Determining how and when language and culture first begin to influence semantic feature relations is key to a deeper understanding of similarities and differences in how language works among Canada's diverse linguistic and cultural communities. It addresses the foundational question in language and cognitive development, specifically the assumption that infants organize concepts the same way adults do.
How was this collaboration between you, Janet, and Alexis initiated?
I came to work with Janet with one of the ideas to study how babies/children associate words with each other, this idea comes from my observation that some Chinese words signature their semantic categories, for example, in English, the category vehicle has different word members, like bus, car, train, etc.

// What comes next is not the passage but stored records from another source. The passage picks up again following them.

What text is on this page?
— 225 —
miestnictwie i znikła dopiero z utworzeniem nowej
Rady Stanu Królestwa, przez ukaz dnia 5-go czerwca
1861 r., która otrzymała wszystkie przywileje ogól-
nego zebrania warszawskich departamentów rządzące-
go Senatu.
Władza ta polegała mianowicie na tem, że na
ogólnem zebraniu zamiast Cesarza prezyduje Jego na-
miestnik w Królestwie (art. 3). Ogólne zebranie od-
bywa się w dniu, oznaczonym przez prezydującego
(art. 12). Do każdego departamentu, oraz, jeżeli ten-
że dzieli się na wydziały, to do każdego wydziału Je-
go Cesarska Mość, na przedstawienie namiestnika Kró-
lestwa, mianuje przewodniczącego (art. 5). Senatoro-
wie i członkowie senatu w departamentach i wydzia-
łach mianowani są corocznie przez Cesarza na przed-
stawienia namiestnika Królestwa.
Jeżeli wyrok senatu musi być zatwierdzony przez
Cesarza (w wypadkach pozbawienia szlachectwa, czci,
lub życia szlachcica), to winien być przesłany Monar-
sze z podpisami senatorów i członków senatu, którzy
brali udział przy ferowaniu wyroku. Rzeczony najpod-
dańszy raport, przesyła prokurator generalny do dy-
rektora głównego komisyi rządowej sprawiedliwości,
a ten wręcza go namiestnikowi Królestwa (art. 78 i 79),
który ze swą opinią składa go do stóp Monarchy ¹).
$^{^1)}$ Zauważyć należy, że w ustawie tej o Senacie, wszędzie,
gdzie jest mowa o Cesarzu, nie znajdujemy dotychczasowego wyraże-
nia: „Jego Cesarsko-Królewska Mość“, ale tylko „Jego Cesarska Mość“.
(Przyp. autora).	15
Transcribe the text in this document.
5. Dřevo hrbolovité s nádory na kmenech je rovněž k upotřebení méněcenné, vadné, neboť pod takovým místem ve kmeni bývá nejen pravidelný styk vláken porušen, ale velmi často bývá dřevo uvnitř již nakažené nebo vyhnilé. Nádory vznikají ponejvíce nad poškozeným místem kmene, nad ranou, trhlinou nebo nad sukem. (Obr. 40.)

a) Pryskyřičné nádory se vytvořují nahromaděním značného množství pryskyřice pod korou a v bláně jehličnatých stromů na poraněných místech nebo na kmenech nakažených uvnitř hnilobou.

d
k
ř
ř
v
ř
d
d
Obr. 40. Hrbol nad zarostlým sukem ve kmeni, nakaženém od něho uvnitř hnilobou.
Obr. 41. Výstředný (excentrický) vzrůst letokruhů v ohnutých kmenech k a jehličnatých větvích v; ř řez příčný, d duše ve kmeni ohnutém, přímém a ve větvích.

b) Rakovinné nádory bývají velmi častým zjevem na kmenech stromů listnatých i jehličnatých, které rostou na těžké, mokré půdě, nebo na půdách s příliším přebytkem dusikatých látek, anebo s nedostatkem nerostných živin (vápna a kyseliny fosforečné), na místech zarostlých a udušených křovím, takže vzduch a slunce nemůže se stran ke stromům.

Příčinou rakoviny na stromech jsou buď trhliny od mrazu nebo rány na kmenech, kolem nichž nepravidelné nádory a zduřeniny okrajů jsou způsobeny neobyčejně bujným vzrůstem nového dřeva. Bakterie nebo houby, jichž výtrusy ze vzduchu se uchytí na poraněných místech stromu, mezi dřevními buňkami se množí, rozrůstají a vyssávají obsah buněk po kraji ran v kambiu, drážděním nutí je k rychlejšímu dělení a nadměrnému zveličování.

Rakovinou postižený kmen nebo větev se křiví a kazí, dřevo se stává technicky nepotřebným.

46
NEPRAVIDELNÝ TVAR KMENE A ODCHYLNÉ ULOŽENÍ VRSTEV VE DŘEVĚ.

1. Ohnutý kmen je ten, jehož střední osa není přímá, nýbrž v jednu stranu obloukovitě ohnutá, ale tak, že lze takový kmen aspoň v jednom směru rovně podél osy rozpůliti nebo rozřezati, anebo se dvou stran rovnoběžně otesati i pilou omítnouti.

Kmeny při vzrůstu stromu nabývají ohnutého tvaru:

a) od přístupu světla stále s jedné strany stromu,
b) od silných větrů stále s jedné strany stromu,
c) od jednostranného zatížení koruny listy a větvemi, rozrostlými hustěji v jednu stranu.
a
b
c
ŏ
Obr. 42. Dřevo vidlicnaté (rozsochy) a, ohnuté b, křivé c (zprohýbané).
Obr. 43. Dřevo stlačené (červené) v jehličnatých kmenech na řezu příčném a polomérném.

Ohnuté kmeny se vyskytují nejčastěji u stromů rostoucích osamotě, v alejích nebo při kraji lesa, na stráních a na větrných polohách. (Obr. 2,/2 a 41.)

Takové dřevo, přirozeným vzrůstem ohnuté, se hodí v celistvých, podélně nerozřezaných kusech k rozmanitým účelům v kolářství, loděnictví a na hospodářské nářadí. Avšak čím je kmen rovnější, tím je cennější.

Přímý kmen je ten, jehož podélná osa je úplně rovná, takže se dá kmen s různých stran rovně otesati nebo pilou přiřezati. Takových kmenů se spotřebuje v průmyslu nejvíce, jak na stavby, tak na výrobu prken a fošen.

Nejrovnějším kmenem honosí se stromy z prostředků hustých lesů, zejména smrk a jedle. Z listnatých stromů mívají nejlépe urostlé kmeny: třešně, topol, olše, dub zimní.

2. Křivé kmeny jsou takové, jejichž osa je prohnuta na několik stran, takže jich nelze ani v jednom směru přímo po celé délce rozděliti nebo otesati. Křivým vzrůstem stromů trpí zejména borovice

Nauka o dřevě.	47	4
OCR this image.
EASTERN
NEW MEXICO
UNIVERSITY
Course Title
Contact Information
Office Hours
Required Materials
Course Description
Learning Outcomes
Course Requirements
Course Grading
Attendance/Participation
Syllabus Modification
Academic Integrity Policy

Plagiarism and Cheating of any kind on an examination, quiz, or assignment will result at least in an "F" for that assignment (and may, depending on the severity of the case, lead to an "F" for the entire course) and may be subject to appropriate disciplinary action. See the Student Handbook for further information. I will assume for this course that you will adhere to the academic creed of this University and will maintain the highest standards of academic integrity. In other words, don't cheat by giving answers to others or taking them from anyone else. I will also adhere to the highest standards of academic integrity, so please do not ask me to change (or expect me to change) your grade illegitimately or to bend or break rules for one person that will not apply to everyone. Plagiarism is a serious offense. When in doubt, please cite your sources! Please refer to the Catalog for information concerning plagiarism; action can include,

In Chinese, this category is called 车, and all these word members have the category word after it, like bus is '公交车', car is '汽车', and train is '火车', so I wonder if this way of naming words will help Chinese-speaking children build stronger semantic associations between these words. At the time, Janet and Alexis also just planned to start a project looking at how babies/children associate word objects with different semantic features; say bus and train are taxonomically related. After I arrived at Janet's lab, we began planning this study.
Did any previous work inspire this project, or inspire you in particular to explore this study?
Previous work did inspire this project. In the adult literature, we mostly talk about two semantic relations: taxonomic (category-based) and thematic (situation-, event-based). For example, banana and orange are taxonomically related as they belong to the same category; banana and monkey are thematically related because monkeys eat bananas (occur in one situation). We never group orange and basketball together. But recent literature has found that babies may pay more attention to perceptual features like colour and shape to group things together, and this prompts us to look at whether babies at early stages may prioritize 'orange and basketball' but not 'orange and banana'.
She shared the paper that helped shape this direction: Peters, R., & Borovsky, A. (2019). Modeling early lexico-semantic network development: Perceptual features matter most. Journal of Experimental Psychology: General, 148(4), 763.